When Rishi Sunak delivered his general election shock in a rainy Downing Street yesterday, his suit wasn’t the only thing getting wet. The PM unwittingly poured cold water on hopes of an interest rate cut in June.
This will be a huge blow for millions of homeowners with mortgages, particularly the estimated 1.6million whose low-cost fixed rates expire this year.
Many face a huge leap in their mortgage payments with the average increase estimated at a staggering £500 a month. Many face an even bigger hike and risk losing their homes if they cannot pay.
Owners who took out a three-year or five-year fixed rate when base rates were close to zero could still be paying less than two percent today.
Servicing a £250,000 repayment mortgage charging 1.5 percent over a 25-year term costs £999.84 a month.
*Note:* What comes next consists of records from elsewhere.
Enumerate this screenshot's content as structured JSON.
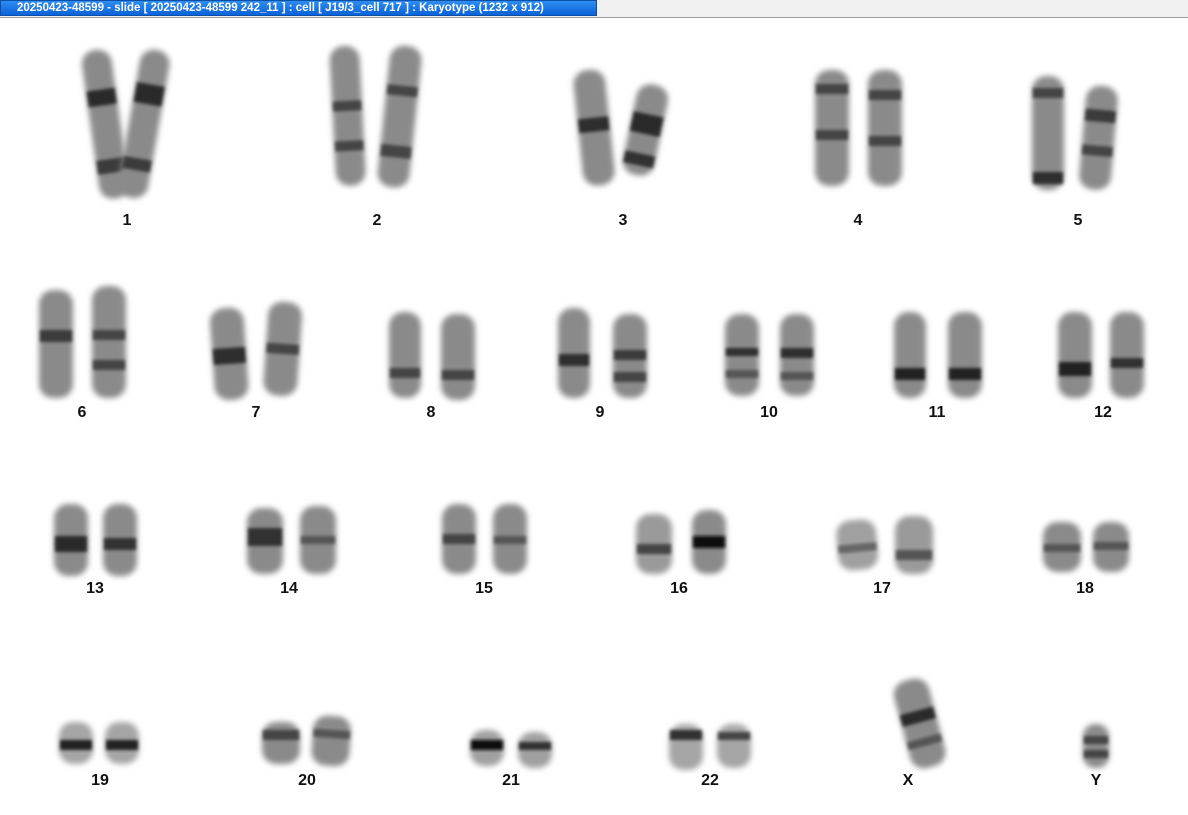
{
  "window": {
    "title": "20250423-48599 - slide [ 20250423-48599 242_11 ] : cell [ J19/3_cell 717 ] : Karyotype  (1232 x 912)"
  },
  "karyotype": {
    "pairs": [
      {
        "label": "1"
      },
      {
        "label": "2"
      },
      {
        "label": "3"
      },
      {
        "label": "4"
      },
      {
        "label": "5"
      },
      {
        "label": "6"
      },
      {
        "label": "7"
      },
      {
        "label": "8"
      },
      {
        "label": "9"
      },
      {
        "label": "10"
      },
      {
        "label": "11"
      },
      {
        "label": "12"
      },
      {
        "label": "13"
      },
      {
        "label": "14"
      },
      {
        "label": "15"
      },
      {
        "label": "16"
      },
      {
        "label": "17"
      },
      {
        "label": "18"
      },
      {
        "label": "19"
      },
      {
        "label": "20"
      },
      {
        "label": "21"
      },
      {
        "label": "22"
      },
      {
        "label": "X"
      },
      {
        "label": "Y"
      }
    ]
  }
}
For a deal charging five percent repayments would leap to £1,461.48. That’s an extra £461.64 a month, which adds up to a frightening £5,539.68 a year extra money to find.
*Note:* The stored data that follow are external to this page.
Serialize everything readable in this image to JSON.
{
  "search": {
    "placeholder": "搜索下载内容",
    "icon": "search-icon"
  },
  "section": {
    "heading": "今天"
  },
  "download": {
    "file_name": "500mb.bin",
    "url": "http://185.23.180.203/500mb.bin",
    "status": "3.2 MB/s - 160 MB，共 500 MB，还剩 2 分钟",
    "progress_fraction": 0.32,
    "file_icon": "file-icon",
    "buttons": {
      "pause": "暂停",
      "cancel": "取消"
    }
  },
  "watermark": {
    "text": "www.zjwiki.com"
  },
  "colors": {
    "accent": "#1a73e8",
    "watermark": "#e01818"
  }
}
That’s on top of all the other price increases we’ve had to endure.
No wonder so many homeowners are angry both with the Conservative government that presided over such a surge, and the Bank of England (BoE) which still refuses to cut interest rates even though inflation has plunged.
Cash-strapped homeowners were hoping the BoE’s rate-setting monetary policy committee (MPC) would see sense and finally cut interest rates at its next meeting on June 20.
I don’t see that happening now.
Polling day is just six weeks away, on Thursday, July 4. An awful lot can happen in that time.
There’s a lot that won’t happen, too.
Over the next few weeks, everything will get politicised. Which puts huge pressure on the BoE, which isn’t supposed to be political. It won’t want to do anything that will appear to tip the electoral scales either way.
Like cutting interest rates.
If the MPC did spring into action and cut rates in June, it would be accused of conspiring towards a Tory victory.
It would certainly ramp up the feelgood factor as mortgage lenders would slash rates in response.
Sunak and chancellor Jeremy Hunt might like that, but Keir Starmer and shadow chancellor Rachel Reeves wouldn’t.
With Labour 20 points ahead in the polls, they’re the ones BoE governor Andrew Bailey is most likely to find himself working with come July 5.
The cautious Bailey certainly won’t want to get involved.
MPC members were likely to be in two minds about cutting rates in June anyway.
While April’s 2.3 percent consumer price inflation figure was a whisker away from its two percent target, other numbers were worrying.
Core inflation, which strips out volatile items like food and energy prices, dipped only slightly to 3.9 percent.
Services inflation, another measure the MPC looks at closely, was even higher at 5.9 percent. That’s well above the BoE’s forecast of 5.5 percent.
The MPC faced a tough decision in June. It’s now been handed an excuse to duck it.
Hard-up homeowners may have to wait until August 1 for an interest rate cut, when the next MPC meeting is scheduled. It’s more than two months away. I hope they can hold on.
Assuming the MPC does cut rates then, of course. On recent form, it may still keep us all hanging on until September. Or November. Or possibly 2025.